I've been using Google Wave for a few days now, so I thought I'd share my initial impressions.
It seems like there are a lot of others who think Google Wave is overhyped and unimpressive. I'd say most of that comes from failure to understand Google's intent here. Google never promised a finished product at this stage. In fact, they promised the opposite. They wanted early feedback. Preview users are there to find bugs, and there are plenty of them to be found.
It's slow. The Google Wave team knows this. Part of it is that preview users find unexpected ways to break the system, such as typing in 100,000 character words. Google has also been inviting users until the servers slow down, fixing the problems, then inviting more users.
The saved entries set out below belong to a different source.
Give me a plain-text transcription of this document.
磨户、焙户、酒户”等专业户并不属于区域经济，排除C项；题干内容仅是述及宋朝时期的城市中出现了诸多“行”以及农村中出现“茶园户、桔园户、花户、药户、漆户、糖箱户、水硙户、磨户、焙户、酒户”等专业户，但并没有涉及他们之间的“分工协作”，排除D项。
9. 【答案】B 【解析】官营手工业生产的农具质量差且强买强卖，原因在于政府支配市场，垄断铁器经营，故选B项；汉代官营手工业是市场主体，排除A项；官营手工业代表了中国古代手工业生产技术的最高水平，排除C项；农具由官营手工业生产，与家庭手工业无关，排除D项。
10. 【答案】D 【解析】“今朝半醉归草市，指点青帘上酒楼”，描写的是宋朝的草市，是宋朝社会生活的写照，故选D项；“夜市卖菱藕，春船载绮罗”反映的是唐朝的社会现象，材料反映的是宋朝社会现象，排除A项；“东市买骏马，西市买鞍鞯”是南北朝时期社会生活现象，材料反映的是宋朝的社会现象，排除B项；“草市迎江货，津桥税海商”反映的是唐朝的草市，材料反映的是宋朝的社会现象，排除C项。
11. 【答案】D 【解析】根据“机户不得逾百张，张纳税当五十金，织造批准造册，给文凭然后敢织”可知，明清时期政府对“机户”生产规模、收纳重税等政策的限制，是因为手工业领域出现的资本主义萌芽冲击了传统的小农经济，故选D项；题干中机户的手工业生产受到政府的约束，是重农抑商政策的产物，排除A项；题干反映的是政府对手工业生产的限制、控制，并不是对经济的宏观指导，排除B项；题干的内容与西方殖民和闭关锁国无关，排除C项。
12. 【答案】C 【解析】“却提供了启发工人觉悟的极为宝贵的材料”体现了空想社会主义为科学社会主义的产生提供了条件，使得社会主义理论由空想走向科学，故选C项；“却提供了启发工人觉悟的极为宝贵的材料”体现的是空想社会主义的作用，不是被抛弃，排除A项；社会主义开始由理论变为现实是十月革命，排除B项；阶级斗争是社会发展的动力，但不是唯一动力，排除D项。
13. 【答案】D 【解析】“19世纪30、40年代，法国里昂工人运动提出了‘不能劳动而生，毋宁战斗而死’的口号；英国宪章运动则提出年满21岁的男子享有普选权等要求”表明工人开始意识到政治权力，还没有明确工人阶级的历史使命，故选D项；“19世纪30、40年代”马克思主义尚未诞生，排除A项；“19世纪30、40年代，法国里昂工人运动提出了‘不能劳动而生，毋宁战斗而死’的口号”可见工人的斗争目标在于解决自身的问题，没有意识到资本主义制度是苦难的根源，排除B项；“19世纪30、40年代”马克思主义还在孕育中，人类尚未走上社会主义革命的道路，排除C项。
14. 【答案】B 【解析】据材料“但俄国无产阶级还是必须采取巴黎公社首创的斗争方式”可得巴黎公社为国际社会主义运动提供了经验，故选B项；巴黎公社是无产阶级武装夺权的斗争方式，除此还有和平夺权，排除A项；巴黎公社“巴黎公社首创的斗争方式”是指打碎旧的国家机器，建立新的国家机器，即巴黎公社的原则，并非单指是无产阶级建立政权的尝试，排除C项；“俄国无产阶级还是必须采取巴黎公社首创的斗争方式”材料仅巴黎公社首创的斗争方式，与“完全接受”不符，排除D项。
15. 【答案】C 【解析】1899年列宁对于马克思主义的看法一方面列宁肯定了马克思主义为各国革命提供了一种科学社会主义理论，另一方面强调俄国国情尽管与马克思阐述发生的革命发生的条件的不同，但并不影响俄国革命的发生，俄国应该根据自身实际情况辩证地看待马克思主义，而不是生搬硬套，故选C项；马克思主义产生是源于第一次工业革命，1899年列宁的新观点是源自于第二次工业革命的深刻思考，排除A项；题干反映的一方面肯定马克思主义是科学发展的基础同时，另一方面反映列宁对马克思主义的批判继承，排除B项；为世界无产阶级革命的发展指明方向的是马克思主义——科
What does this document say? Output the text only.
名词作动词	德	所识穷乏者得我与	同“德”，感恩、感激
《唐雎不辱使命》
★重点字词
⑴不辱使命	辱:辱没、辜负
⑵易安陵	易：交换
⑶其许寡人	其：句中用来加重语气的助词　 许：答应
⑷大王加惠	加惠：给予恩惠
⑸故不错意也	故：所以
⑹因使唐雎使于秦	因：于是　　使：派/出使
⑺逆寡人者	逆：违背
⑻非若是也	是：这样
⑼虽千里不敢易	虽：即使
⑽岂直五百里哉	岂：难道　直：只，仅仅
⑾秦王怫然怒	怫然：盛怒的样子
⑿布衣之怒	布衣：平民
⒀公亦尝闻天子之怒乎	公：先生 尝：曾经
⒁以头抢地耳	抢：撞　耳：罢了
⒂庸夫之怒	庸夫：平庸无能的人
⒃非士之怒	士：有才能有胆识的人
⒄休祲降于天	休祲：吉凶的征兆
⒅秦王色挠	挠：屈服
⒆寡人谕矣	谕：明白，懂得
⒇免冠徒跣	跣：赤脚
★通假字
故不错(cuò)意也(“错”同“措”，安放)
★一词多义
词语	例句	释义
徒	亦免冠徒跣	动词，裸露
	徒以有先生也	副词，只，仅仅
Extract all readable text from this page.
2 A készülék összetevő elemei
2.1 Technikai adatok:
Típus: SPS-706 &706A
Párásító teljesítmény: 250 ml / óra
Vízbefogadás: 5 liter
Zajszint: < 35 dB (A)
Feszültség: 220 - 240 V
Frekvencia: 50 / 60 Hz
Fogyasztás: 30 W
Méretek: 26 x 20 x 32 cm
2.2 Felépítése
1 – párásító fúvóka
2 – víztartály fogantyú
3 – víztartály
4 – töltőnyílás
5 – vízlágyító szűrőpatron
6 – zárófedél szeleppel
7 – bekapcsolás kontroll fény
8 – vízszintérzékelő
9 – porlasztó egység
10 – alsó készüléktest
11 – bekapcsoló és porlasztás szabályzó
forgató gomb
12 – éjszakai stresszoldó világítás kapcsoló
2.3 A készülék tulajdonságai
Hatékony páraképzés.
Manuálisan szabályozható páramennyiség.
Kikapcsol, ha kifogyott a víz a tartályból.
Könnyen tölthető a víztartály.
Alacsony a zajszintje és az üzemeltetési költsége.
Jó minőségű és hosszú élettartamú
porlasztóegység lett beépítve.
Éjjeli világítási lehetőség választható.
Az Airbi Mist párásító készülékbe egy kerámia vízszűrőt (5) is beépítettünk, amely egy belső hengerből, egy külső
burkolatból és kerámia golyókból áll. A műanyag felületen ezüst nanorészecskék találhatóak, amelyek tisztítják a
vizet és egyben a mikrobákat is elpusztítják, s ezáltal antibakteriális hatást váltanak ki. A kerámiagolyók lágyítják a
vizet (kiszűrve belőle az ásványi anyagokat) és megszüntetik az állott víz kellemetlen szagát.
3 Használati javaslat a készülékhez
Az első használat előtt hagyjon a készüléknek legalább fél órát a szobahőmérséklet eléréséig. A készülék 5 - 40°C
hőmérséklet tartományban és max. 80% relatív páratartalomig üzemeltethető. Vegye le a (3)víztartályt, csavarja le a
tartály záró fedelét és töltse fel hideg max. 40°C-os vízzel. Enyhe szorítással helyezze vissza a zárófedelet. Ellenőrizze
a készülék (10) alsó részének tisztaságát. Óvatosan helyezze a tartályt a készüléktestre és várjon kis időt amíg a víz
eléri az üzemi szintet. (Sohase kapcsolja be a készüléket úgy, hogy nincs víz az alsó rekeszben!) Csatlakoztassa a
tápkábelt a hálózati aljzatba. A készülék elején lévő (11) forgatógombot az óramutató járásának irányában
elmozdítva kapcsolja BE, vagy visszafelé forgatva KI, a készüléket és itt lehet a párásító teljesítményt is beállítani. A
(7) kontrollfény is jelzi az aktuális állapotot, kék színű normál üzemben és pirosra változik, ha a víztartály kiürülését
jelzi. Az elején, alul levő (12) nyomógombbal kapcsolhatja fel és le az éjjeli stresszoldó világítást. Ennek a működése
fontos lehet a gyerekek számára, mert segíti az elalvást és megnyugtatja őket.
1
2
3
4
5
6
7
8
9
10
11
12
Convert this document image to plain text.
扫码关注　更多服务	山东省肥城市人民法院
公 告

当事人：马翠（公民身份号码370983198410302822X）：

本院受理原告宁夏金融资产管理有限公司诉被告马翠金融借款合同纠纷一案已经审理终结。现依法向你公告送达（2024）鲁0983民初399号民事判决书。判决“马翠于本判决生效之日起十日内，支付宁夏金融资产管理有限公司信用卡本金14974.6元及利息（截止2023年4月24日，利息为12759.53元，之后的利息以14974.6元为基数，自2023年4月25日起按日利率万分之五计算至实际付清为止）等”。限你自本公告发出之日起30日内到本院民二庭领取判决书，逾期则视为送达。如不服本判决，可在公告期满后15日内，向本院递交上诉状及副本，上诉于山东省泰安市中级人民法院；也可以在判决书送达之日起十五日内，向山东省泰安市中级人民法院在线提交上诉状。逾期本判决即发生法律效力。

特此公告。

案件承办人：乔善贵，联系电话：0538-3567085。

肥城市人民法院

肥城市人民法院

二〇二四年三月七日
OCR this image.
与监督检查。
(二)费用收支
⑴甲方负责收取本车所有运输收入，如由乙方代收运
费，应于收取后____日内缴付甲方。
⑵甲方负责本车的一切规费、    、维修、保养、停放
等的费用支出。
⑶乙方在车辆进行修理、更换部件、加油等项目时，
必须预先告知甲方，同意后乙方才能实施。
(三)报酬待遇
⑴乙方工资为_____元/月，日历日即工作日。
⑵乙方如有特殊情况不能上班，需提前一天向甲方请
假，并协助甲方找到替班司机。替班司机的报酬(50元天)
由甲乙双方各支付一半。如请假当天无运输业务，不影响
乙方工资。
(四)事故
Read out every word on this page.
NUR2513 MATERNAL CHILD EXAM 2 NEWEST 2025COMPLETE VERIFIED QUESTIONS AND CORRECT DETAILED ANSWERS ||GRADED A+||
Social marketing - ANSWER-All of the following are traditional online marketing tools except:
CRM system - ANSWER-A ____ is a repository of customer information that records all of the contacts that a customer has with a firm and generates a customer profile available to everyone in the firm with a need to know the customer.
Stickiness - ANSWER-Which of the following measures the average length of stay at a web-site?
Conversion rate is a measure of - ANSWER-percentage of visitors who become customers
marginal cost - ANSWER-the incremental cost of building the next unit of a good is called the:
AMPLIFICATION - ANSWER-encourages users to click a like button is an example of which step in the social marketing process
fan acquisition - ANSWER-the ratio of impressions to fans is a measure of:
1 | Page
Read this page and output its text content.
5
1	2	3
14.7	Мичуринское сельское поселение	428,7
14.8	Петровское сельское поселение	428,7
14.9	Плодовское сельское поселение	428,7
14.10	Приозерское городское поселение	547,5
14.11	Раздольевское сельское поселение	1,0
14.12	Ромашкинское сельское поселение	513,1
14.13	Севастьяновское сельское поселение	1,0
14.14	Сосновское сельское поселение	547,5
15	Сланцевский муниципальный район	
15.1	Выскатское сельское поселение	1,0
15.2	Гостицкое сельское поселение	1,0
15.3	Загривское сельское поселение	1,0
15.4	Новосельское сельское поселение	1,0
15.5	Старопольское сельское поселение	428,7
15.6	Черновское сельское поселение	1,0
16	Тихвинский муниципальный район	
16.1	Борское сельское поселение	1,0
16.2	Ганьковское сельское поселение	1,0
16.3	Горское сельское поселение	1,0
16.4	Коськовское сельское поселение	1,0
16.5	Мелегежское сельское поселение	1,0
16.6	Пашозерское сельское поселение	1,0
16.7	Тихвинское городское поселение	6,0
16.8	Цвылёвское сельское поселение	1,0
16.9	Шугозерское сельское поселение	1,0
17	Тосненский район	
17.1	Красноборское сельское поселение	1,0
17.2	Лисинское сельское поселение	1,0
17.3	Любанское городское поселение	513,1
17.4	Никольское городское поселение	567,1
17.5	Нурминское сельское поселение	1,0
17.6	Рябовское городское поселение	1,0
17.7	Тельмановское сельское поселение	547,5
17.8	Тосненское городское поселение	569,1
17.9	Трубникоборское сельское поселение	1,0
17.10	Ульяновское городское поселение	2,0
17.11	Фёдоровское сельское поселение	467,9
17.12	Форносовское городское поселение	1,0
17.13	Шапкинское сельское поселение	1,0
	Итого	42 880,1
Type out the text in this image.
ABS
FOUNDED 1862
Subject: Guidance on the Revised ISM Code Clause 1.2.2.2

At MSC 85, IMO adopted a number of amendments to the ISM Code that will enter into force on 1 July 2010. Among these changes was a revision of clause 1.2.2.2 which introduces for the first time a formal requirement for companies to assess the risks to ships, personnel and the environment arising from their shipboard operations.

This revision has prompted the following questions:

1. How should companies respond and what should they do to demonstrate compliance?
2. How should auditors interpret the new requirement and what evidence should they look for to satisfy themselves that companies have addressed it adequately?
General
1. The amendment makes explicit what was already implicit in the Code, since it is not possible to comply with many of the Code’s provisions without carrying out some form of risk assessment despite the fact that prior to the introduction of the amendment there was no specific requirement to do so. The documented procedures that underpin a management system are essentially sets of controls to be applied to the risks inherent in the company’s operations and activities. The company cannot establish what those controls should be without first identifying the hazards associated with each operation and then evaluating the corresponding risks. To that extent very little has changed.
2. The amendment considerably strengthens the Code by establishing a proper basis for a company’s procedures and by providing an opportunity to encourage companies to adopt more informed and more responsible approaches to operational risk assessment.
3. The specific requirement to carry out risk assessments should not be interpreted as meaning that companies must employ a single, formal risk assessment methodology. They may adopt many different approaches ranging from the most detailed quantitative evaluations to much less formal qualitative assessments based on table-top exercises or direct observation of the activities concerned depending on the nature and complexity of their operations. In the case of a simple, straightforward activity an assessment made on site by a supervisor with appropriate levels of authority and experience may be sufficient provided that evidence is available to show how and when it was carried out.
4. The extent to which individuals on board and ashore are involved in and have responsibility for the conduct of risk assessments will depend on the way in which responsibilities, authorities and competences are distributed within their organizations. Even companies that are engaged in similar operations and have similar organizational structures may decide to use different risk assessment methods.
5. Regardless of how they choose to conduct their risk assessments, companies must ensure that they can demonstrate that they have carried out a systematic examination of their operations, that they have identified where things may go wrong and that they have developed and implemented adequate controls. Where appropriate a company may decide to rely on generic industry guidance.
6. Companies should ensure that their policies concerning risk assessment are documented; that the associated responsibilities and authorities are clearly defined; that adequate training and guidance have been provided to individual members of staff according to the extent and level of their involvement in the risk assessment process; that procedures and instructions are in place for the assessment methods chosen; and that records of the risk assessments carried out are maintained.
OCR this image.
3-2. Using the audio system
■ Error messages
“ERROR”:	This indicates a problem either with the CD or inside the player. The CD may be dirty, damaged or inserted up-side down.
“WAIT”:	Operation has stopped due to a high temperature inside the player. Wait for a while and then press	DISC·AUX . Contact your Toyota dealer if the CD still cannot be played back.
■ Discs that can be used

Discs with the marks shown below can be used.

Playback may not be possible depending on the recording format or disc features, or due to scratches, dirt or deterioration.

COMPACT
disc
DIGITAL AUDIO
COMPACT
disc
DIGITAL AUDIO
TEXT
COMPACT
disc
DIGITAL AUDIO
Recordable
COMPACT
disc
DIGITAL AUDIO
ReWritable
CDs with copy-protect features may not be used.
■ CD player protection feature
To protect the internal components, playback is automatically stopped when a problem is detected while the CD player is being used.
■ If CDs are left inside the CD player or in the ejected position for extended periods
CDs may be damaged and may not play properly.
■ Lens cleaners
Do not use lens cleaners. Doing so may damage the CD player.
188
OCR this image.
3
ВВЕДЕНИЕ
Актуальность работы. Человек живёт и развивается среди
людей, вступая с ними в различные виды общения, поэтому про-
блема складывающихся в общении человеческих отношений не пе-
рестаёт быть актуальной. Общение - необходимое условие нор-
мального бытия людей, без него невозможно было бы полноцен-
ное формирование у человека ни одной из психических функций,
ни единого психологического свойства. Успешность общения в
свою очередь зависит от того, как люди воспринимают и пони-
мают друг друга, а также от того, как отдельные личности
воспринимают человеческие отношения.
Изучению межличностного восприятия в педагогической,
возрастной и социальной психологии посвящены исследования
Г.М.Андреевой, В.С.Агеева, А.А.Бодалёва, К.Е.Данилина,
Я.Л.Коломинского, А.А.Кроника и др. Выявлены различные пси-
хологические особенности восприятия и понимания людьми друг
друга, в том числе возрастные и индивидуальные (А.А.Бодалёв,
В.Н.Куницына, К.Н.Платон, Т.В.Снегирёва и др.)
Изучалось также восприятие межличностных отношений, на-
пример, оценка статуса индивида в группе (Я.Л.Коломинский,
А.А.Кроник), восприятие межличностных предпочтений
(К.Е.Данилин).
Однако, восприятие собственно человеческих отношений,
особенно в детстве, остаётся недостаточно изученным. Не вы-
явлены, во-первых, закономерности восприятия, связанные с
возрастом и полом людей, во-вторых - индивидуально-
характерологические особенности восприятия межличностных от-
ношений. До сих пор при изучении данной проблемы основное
Eventually they're going to have to expand to include anyone who wants an account, so better to learn how to grow now than later.
Everyone can see you type. This is annoying for large public waves, but it's clearly not going to look like this once Google Wave hits beta status. There's a grayed out "draft" check box every time you edit a message or write a blip that would probably let you make typing errors in peace. Meanwhile, if you're chatting with someone one on one, you probably do want to see messages in near real time rather than waiting forever to see a long paragraph.
You can't manage wave participants. This is a feature that hasn't been enabled yet. You can't remove participants or yourself from a wave, which means that if you so much as look at a wave, it's hanging around in your inbox to taunt you. You can "mute" those waves, but that's not as helpful as removing them.
There's no established etiquette for wave participation. Sometimes people edit a bilp. Sometimes they add a blip of their own, and sometimes they ad a blip within a blip. Do you add items to the beginning of a wave or the end? It gets difficult to tell who contributed what. We developed ad hoc rules to deal with all sorts of Internet communication. I'm sure the same thing will happen here.
It isn't the latest, greatest, biggest best social networking tool ever. Google never promised this was the next public social networking sensation. They were aiming for this as a new email. Something to collaborate with small groups. When the features are rounded out and the stability issues are addressed, this will seem a lot more realistic.
Is it bad publicity for Google to open up a preview on a slow server and with so many features missing? Perhaps. Their other previews have been smaller. Perhaps their biggest mistake was pre-announcing it. Chrome OS will likely face similar problems if they decide to let users preview it.